El aroma a pan recién horneado y el animado bullicio de la participación vecinal inundaron ayer la Plaza Kirikiño, situada en el corazón de Irala. La Fiesta del Pan culminó con gran éxito una semana de intensa actividad comunitaria en los barrios bilbaínos de Irala y Ametzola, consolidándose como un punto de encuentro donde la diversidad de Bilbao se reúne para fortalecer sus vínculos.
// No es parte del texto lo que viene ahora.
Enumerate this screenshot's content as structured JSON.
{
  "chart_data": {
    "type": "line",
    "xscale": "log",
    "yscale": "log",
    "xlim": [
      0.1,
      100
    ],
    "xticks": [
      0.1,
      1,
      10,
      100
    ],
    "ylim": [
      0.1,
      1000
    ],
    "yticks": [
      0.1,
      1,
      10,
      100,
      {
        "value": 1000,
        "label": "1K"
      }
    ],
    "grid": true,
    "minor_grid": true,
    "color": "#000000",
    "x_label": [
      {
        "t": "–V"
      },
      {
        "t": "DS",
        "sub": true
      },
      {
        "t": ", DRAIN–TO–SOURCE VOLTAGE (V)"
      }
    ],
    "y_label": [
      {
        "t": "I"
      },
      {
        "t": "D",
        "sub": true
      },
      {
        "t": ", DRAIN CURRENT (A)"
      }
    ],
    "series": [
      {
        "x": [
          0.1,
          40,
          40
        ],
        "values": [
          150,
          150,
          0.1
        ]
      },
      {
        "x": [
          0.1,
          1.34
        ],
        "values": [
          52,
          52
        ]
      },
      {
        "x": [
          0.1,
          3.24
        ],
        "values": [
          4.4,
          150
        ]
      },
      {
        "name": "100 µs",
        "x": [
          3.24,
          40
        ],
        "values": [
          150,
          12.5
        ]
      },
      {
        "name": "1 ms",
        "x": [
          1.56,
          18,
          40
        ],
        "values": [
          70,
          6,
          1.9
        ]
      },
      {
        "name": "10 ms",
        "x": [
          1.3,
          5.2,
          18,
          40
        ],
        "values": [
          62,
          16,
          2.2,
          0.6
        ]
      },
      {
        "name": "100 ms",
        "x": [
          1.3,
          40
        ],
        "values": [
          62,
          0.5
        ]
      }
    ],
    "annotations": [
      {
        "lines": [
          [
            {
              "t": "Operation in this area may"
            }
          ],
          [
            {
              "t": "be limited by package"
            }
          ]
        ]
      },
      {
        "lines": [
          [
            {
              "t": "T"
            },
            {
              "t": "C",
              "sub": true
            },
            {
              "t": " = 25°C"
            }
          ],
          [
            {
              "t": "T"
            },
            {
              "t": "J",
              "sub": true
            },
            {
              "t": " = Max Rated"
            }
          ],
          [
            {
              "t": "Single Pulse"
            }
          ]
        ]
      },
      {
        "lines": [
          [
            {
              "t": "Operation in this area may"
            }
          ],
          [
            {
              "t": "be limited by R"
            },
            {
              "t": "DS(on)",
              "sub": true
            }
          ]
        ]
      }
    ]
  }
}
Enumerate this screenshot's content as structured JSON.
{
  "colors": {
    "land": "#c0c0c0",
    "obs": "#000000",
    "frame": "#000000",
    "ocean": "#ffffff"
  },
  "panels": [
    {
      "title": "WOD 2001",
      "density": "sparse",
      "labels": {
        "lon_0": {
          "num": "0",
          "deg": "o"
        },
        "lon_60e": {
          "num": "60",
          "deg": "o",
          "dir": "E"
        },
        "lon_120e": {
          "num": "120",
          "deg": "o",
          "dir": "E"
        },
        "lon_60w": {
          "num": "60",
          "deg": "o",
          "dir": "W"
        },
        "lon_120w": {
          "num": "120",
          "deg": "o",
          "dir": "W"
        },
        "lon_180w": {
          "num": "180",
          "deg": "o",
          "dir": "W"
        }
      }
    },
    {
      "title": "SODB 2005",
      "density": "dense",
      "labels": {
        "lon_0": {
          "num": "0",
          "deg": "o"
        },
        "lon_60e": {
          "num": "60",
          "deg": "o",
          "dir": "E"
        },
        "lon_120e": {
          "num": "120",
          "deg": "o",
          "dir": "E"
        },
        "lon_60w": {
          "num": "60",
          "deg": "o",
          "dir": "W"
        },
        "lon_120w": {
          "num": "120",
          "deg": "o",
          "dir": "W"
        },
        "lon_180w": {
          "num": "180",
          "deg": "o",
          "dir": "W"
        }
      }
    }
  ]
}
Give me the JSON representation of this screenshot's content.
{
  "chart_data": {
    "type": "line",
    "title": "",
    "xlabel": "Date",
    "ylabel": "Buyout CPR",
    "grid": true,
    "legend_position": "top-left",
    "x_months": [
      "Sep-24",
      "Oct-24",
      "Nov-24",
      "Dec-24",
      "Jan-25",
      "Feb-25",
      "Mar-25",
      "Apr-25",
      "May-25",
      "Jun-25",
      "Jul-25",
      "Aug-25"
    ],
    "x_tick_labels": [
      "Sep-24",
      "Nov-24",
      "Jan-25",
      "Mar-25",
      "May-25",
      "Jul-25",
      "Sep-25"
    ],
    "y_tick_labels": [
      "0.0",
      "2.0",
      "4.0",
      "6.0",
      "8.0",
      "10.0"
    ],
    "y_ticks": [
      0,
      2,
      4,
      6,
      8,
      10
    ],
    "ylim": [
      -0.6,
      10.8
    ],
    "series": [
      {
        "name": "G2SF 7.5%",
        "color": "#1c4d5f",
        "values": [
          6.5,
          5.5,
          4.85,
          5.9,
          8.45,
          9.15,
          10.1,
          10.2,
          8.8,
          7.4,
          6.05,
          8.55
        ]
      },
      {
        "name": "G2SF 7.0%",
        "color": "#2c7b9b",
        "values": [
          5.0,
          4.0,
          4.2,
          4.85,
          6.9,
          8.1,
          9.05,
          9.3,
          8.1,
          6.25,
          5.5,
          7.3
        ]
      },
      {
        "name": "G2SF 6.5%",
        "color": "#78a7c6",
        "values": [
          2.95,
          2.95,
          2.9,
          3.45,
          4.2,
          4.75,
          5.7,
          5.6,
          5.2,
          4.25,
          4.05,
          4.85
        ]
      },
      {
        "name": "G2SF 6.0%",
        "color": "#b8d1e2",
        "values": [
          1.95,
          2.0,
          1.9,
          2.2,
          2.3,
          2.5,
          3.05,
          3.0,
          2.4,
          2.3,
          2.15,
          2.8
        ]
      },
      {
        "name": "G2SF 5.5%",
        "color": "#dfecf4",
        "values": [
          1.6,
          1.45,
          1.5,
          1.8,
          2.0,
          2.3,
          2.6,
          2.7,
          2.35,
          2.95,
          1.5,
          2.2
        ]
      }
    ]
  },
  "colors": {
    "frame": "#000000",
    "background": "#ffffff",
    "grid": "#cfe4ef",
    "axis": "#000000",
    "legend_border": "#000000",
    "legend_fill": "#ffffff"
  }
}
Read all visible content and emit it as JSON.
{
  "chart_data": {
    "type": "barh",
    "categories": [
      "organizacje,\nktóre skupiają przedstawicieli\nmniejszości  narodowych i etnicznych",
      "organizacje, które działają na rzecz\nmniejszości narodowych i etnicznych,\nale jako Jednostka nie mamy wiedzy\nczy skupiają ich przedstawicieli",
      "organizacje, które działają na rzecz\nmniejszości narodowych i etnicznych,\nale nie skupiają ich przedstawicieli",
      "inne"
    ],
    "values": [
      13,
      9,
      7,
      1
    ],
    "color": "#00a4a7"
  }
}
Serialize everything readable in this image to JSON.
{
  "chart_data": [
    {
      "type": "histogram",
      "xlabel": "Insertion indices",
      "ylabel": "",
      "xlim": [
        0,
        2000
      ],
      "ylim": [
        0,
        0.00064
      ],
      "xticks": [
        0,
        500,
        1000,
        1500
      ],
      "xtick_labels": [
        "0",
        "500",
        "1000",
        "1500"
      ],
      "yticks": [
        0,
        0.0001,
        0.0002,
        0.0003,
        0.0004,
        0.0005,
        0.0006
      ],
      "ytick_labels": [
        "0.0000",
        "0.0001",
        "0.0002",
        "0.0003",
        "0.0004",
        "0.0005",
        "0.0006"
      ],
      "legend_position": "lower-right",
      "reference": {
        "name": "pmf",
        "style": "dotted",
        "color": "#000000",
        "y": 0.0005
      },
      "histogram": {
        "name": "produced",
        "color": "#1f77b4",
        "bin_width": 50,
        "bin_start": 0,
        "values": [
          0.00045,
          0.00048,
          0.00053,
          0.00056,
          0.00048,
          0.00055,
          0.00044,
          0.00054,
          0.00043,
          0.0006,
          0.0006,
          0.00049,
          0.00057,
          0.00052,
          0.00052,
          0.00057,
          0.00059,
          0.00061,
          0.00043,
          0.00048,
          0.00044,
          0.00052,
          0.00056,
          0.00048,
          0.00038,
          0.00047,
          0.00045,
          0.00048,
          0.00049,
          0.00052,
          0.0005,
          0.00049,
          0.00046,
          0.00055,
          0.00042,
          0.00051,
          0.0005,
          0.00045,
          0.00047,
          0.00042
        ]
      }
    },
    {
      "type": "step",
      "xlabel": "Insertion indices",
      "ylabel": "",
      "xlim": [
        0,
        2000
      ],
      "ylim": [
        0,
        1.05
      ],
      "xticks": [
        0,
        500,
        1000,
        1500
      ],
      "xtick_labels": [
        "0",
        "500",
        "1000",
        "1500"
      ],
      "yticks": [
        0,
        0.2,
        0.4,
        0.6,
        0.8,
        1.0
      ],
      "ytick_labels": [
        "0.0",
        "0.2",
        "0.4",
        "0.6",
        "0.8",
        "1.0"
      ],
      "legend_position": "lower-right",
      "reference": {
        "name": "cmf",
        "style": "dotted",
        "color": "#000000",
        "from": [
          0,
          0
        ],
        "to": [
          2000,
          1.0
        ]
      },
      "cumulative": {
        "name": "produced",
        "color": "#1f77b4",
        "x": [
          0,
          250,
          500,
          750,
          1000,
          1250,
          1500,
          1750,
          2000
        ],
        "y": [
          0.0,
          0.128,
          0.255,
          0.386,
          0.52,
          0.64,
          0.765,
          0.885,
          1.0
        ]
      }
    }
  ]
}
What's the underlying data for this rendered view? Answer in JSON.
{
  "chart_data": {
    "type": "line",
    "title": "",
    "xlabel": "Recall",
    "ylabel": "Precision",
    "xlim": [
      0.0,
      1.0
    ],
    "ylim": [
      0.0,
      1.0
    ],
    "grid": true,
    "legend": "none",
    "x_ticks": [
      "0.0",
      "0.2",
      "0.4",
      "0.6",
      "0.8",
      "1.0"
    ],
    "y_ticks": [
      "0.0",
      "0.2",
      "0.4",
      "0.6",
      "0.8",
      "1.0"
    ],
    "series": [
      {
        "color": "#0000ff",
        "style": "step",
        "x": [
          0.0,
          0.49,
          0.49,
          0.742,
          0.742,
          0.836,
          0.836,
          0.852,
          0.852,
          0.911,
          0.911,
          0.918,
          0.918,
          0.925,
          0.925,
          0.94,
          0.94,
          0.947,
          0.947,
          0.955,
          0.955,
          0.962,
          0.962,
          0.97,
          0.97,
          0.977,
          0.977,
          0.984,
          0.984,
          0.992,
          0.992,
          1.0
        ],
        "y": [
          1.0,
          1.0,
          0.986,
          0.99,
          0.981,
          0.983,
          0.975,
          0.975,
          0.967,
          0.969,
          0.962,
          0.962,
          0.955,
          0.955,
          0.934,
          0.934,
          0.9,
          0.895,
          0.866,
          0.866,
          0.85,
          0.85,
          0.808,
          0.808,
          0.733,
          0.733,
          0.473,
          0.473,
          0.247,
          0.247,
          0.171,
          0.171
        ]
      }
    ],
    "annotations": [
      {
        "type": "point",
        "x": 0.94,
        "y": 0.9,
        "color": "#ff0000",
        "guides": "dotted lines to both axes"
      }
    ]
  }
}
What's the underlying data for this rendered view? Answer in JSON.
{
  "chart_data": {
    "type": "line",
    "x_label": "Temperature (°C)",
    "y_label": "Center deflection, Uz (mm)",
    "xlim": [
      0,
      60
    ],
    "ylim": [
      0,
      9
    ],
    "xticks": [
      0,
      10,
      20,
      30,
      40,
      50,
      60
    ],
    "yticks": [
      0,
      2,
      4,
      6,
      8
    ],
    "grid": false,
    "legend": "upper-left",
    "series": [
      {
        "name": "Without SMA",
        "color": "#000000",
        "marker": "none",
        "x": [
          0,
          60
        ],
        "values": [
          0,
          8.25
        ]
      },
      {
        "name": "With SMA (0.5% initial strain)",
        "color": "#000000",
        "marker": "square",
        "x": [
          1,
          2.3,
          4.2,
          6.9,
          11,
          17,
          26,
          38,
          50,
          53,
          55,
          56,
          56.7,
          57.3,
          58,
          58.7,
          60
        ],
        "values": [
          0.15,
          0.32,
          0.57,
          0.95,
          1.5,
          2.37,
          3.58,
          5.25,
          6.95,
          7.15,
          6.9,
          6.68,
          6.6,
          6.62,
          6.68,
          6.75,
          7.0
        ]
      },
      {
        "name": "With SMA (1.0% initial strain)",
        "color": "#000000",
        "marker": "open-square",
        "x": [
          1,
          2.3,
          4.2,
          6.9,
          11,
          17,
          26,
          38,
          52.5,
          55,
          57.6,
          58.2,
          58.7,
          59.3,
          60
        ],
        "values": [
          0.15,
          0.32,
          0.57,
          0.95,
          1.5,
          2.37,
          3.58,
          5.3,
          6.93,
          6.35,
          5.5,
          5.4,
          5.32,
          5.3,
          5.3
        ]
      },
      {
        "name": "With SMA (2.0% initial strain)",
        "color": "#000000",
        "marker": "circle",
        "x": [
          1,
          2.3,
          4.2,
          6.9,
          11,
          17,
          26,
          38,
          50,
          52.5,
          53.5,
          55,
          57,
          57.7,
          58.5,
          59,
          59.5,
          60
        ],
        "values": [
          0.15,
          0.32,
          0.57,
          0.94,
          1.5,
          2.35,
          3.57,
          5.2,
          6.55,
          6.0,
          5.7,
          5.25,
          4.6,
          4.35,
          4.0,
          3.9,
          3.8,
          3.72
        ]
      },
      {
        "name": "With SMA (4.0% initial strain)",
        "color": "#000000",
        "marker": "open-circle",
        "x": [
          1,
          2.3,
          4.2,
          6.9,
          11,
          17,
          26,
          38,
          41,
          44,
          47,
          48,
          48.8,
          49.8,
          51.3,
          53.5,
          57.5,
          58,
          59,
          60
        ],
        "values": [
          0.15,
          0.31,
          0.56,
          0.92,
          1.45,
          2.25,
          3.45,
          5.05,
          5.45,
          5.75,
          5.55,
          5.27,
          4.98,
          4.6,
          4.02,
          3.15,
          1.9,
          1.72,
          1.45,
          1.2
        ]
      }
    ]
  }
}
Este evento, que cuenta con el respaldo del Ayuntamiento de Bilbao, es fruto del esfuerzo conjunto entre diversas asociaciones y residentes, enmarcado dentro del Proceso Comunitario Intercultural 'Auzoak Abian'. Esta iniciativa se desarrolla de la mano de la asociación de Desarrollo Comunitario Gazteleku y recibe el apoyo de la Fundación "la Caixa".
Aunque el pan fue el elemento central, la jornada de este sábado trascendió lo meramente gastronómico. Los asistentes tuvieron la oportunidad de disfrutar de una exposición de panes originarios de distintas partes del mundo, lo que reflejó la rica realidad multicultural de los barrios bilbaínos. Además, se llevaron a cabo actividades intergeneracionales que lograron unir a los más jóvenes con los mayores de la zona.